Konsumen akan bertingkat sesuai jenis makanannya. Ada konsumen 1 yang memakan tumbuhan. Ada konsumen 2 yang dapat makan tumbuhan atau hewan. Dan ada konsumen 3 yang memakan daging dagingan. Dan ada pula bakteri yang menguraikan konsumen puncak yang telah mati hingga terurai menjadi unsur hara. Unsur hara akan menjadi makanan bagi tumbuhan. Begitu seterusnya hingga membentuk rantai yang tak terputus.
Biar lebih seru, saya minta semua siswa mengambil gulungan kertas kecil satu per satu. Di setiap kertas sudah tertulis nama nama hewan, tumbuhan, bakteri dan unsur hara. Kata apa yang mereka dapat, itulah yang dituliskan pada topi Karton tadi. Sedangkan tali diikatkan di pinggang masing masing. Tali ini nantinya berfungsi sebagai penunjuk arah pada saat siswa menyusun formasi membentuk rantai makanan atau pun jaring makanan. Sehingga siapa pun siswa yang saya minta mengamati, akan dapat menggambarkan dengan benar alur makan dan dimakan yang terjadi. Â
Setiap peristiwa makan memakan itu, selalu ada pemindahan energi dari yang dimakan ke yang memakannya. Pemindahan energi ini tidak berjalan sempurna. Karena sebagian energi tadi akan dirubah menjadi energi panas di dalam tubuh masing masing. Sehingga tingkatan energi dari level awal sampai tertinggi semakin berkurang. Jika kita gambarkan, akan berbentuk seperti Piramida. Mengecil di puncaknya.
Setelah mereka memahami konsep Piramida makanan ini, saya minta pada setiap anak untuk berkumpul sesuai peranannya di dalam ekosistem. Apakah sebagai produsen, konsumen 1, 2, 3 dan seterusnya. Lalu saya minta mereka berbaris membentuk tingkatan perpindahan energi. Tak perlu waktu lama, dengan sedikit pengaturan dari saya, mereka bisa melakukannya.

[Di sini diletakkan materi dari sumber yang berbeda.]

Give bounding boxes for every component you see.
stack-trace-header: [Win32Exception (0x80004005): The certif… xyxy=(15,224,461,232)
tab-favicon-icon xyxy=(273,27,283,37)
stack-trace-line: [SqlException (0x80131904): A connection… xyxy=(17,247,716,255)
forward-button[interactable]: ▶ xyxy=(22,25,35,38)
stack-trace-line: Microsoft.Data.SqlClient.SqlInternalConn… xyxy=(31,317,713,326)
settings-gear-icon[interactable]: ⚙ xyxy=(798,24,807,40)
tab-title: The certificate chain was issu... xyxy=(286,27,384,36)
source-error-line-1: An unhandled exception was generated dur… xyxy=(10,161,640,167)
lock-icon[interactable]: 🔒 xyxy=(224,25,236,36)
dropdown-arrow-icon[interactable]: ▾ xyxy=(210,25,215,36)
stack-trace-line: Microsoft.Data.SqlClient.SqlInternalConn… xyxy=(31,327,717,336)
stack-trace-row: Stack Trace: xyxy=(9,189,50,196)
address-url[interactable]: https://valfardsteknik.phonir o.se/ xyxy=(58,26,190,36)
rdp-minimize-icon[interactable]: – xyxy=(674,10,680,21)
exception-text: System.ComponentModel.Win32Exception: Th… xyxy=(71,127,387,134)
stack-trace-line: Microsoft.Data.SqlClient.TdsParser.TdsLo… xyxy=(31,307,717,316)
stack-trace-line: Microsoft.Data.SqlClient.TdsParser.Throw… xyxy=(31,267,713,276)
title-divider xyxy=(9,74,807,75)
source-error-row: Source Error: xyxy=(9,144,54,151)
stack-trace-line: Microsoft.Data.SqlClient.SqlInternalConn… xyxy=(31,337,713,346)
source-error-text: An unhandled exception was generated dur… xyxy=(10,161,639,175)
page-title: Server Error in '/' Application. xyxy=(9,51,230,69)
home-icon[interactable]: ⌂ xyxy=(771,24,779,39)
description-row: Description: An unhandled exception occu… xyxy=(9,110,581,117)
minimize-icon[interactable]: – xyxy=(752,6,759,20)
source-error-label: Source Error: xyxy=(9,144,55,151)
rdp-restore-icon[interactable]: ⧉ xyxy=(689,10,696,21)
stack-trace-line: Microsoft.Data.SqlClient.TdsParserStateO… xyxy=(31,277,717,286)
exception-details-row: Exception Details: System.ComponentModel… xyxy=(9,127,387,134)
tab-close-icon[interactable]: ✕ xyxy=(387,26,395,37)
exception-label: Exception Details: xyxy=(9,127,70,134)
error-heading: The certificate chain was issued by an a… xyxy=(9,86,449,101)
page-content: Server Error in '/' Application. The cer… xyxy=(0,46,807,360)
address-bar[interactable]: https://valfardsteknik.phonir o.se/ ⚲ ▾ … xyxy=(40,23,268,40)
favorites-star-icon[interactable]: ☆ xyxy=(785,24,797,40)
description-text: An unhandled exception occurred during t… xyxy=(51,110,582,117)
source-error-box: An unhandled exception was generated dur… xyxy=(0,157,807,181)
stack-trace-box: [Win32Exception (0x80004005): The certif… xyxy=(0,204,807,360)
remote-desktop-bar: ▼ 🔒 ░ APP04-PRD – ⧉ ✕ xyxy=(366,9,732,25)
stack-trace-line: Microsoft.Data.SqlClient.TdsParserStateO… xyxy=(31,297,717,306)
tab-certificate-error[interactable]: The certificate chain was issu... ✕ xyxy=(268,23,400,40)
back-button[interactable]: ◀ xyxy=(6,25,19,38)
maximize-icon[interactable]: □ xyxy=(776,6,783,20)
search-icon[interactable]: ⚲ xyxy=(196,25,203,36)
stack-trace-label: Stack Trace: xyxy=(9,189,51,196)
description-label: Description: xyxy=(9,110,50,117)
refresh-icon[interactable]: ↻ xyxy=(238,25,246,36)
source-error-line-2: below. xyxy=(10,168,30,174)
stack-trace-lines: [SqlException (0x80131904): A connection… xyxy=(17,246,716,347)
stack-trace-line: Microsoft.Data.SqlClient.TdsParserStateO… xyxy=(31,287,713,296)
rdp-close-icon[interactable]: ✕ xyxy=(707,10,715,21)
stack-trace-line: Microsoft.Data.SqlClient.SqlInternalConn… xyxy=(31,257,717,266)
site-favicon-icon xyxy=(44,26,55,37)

Dengan sedikit arahan dari saya, mereka dapat menyimpulkan dengan baik tentang pengertian ekosistem, komponen penyusun ekosistem, interaksi yang terjadi di dalam ekosistem, pola interaksinya, rantai makanan, jaring makanan dan Piramida makanan dengan mudah.
Apresiasi selalu saya berikan pada mereka. Tak perlu mahal mahal. Dengan sedikit pujian atas kerja sama mereka dan tepuk tangan bersama sudah cukup membuat mereka bahagia. Dan rasa syukur pun tercurah kepada Tuhan YME atas segala ciptaannya yang luar biasa itu.
Saya yakin, Pak Mentri Nadiem pun tak melarang kami belajar sambil bermain seperti ini, bukan?